Time to grab your sun tan lotions and head off to the beach! You wish! Though I am one of those crazy people that will go for a boxing day swim in the sea. Don’t worry I haven’t gone completely mad, I am still aware its Christmas time. Last week I reminded you of the need to tell the story and be open to the Holy Spirit to bring a freshness into the Christmas Good News. One thing that strikes me about the whole Good News, the whole Gospel is that it is full of the unexpected. Who would have expected God’s Son to come as a poor, illegitimate refugee? Who would have expected the Messiah’s message would have been one of love? Who would have expected that he would have revealed a way into a relationship with the Father by Grace? Who would have believed his preference for the poor and marginalized, his value on women and children? Who would have expected the company he kept or would have second guessed who it would be he would most criticize?

It’s all too easy for us with the benefit of the New Testament and over 2,000 years distance to think we would have been more ready for his coming. And if the truth be known, he still catches us unawares again and again. His spirit blows where he wills and I for one would say that he continues to surprise me but I am so glad he does.

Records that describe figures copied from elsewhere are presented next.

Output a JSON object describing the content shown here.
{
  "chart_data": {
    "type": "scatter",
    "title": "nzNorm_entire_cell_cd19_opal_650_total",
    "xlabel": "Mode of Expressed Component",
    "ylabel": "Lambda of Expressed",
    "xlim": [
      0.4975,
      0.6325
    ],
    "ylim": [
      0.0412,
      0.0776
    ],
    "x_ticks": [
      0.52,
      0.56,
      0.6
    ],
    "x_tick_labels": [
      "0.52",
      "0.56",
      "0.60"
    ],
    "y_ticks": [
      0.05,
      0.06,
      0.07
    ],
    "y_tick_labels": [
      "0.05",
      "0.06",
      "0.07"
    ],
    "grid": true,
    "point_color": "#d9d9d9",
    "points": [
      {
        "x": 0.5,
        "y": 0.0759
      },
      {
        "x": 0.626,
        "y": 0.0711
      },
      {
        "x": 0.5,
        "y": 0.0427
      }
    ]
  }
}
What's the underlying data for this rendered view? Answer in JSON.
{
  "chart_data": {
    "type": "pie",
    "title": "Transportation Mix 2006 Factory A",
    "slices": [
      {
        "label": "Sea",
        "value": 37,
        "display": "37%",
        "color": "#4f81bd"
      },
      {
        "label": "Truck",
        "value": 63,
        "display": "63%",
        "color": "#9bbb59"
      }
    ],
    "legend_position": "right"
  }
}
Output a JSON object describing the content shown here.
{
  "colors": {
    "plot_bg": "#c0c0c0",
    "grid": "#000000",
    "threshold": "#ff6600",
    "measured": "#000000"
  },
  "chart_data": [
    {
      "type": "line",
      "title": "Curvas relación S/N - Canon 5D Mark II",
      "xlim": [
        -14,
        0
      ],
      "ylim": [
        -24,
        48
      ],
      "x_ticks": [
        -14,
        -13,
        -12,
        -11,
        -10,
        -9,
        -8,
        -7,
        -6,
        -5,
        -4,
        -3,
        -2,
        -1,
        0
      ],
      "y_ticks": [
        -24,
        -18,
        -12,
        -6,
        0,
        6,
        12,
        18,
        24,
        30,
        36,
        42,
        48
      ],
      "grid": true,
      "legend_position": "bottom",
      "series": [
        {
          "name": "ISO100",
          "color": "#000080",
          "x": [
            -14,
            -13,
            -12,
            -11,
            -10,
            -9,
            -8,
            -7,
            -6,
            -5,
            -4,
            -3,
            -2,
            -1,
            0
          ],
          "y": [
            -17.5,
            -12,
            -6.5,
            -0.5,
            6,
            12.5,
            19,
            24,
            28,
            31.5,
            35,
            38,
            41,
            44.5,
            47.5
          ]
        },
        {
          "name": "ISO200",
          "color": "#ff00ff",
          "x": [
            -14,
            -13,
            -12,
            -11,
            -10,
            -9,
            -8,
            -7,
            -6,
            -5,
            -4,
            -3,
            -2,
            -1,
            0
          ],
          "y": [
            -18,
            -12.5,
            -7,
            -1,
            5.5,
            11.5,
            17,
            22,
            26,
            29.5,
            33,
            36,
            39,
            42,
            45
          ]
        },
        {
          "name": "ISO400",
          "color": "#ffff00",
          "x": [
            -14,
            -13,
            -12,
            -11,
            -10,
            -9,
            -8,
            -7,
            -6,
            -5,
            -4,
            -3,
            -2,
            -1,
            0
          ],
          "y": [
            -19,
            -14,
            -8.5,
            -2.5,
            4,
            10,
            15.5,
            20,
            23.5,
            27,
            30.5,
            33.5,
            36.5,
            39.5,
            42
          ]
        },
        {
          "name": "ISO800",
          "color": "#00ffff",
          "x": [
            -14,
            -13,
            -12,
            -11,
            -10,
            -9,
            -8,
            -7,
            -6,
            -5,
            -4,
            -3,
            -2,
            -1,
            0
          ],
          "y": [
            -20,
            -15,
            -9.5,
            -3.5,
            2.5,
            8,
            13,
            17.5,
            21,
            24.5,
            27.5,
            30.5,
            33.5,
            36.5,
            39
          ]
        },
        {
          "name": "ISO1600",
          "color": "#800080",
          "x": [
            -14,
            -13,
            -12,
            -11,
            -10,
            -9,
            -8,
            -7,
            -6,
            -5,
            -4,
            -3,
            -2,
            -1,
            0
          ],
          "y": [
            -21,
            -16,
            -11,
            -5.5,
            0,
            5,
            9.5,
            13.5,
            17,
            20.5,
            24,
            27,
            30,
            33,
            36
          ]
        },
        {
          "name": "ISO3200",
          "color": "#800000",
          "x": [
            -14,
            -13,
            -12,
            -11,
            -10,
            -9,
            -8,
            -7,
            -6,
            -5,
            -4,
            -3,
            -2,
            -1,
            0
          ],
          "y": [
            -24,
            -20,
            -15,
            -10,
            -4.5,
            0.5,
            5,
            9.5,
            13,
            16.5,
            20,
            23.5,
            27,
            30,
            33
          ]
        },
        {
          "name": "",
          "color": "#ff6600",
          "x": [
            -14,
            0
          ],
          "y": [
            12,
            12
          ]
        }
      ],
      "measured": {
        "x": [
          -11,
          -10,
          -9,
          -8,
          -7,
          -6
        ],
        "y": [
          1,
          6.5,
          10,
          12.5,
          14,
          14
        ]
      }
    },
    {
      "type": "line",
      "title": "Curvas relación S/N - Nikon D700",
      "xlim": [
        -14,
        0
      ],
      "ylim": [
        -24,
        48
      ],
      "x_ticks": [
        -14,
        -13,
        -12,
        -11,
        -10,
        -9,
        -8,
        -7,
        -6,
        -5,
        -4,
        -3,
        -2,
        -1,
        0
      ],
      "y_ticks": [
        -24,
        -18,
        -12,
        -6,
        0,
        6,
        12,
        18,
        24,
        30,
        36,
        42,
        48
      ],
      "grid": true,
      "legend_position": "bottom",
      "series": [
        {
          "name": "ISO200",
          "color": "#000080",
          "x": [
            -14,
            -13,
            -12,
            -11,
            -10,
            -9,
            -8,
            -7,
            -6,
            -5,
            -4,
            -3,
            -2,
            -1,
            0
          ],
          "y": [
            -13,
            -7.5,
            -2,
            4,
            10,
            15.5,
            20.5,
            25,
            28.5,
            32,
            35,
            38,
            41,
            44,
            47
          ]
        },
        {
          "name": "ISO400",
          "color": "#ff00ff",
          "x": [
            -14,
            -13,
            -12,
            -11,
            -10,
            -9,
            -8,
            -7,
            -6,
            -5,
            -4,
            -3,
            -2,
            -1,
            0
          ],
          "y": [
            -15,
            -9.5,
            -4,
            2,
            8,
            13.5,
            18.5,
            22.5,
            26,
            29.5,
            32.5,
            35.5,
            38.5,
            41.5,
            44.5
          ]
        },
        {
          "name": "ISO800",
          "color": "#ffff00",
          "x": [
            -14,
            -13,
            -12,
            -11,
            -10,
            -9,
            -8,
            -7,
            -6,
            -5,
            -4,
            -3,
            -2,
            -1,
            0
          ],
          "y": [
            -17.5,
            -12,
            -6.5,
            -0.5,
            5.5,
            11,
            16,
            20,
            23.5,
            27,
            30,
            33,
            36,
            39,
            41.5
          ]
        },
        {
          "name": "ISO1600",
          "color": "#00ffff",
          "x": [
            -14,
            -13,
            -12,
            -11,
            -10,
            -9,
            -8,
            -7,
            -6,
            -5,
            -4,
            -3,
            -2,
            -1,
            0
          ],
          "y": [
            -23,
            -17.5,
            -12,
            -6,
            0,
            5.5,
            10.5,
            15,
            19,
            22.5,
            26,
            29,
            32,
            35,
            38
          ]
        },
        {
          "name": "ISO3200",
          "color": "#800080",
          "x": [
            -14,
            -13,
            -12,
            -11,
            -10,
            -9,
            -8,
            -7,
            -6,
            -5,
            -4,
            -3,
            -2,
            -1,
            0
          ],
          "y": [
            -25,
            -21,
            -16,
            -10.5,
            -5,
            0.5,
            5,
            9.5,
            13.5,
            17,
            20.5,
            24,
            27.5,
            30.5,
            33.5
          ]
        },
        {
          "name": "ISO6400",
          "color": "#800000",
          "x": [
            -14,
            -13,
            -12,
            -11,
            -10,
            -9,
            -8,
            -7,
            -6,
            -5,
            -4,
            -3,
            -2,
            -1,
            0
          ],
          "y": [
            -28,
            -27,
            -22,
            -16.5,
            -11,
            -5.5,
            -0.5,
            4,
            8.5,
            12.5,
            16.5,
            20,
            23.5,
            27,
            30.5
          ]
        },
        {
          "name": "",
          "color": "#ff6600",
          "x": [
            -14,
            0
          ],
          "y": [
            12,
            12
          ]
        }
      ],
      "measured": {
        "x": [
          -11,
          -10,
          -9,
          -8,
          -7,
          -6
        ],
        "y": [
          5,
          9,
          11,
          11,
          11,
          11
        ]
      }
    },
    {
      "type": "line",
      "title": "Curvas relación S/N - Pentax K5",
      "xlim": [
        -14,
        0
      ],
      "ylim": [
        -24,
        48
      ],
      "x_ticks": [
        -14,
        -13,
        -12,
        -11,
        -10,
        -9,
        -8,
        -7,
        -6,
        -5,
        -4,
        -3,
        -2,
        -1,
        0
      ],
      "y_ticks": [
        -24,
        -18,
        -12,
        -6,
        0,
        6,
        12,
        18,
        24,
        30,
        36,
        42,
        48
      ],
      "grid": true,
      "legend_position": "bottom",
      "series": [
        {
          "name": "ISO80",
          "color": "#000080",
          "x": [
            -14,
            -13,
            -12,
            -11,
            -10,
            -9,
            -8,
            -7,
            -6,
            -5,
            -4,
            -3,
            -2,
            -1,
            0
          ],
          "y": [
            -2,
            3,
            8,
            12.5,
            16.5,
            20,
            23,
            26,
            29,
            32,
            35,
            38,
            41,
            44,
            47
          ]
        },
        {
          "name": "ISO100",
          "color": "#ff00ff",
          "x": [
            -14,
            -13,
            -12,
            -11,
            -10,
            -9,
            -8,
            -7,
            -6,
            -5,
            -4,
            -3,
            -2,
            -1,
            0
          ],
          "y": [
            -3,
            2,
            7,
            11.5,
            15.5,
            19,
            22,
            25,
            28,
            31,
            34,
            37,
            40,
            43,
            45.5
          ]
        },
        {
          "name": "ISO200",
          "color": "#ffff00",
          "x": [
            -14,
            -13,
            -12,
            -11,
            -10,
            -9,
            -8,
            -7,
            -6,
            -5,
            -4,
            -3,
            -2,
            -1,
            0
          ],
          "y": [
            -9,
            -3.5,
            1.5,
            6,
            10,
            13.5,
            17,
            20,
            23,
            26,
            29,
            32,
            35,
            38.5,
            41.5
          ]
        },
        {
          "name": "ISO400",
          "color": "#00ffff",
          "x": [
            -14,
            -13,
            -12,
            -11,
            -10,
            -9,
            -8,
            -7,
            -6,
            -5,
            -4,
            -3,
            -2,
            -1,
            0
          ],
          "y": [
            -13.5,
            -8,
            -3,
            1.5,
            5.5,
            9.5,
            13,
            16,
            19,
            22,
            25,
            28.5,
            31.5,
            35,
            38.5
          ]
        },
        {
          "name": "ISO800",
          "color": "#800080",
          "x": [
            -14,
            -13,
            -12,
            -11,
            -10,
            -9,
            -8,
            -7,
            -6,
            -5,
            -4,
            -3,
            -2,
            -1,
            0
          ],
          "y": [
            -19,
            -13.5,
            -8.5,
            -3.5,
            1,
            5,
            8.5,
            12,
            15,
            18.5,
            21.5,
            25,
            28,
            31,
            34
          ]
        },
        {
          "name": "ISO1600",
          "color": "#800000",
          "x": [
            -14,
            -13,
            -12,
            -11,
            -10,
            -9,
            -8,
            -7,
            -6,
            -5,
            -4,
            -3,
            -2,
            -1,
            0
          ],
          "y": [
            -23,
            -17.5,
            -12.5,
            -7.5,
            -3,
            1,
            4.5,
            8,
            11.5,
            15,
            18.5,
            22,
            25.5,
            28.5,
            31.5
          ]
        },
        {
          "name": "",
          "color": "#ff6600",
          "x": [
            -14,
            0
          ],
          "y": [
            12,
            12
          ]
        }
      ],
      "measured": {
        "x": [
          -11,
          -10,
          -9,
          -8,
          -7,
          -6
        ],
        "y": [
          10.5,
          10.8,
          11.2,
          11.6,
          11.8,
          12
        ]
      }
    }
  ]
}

Sometimes following the Lord feels like a rollercoaster, but that’s the thrill of it!

I do pray you will be surprised by him this Christmas. I don’t know what next year will bring. For some it will be an amazing year of fruitfulness, for others a year of heartache but I know he will be with you all in equal measure and whatever surprises are there for us, they will be opportunities to discover the Grace of God and the Joy of serving the Master.

In Christ I desire for you a Blessed Christmas and a Joyous New Year.

Monday, December 14, 2009

It's Christmas time, and time is running out

It’s hard for me to think about Christmas time without thinking of a Sketch I did as a teenager that seems imbedded in my mind. I played the Vicar and the particular line that has come back to haunt me is – “This year I’m going to preach a meaningful Christmas sermon, I will not have Darth Vader or Tinky Winky, La La or Po in the pulpit, nor will I ruin my sermon notes with one of those dolls that wets themselves! I will think through everything carefully beforehand, and preach on the relevance of the birth of Christ to the modern world. If only I had time!”

I have a narrator’s part in a production this year, but won’t be preaching and so I don’t even have to face the temptation of going to the file of old material after hours of trying to come up with something original. And so my thoughts are with you because I do know the agony of trying to get it just right each Christmas. Of tying to present the Christmas message in a new and relevant and fresh way.

How do you say anything new? Anything that will so impact your congregation in such a way that will stop them in their tracks and cause them to think WOW! I never thought of it like that! and will have such an effect on them that they live their lives in a whole new way as a result of hearing you.

But it’s about you or me, it’s about Jesus. The Christmas story about Jesus is just so amazing that we want people to see it that way too!

The trouble is it’s near enough impossible to say anything new. It’s all been said! How do you improve on 2,000 years of storytelling? It’s newness depends on its freshness, and it’s freshness depends on openness – an openness on our part to hear God speak.

My advice for what it’s worth – just tell the story - and invest the time you could spend in coming up with something new in prayer for that openness of spirit that will allow God’s Spirit to bring Jesus into lives in a fresh way!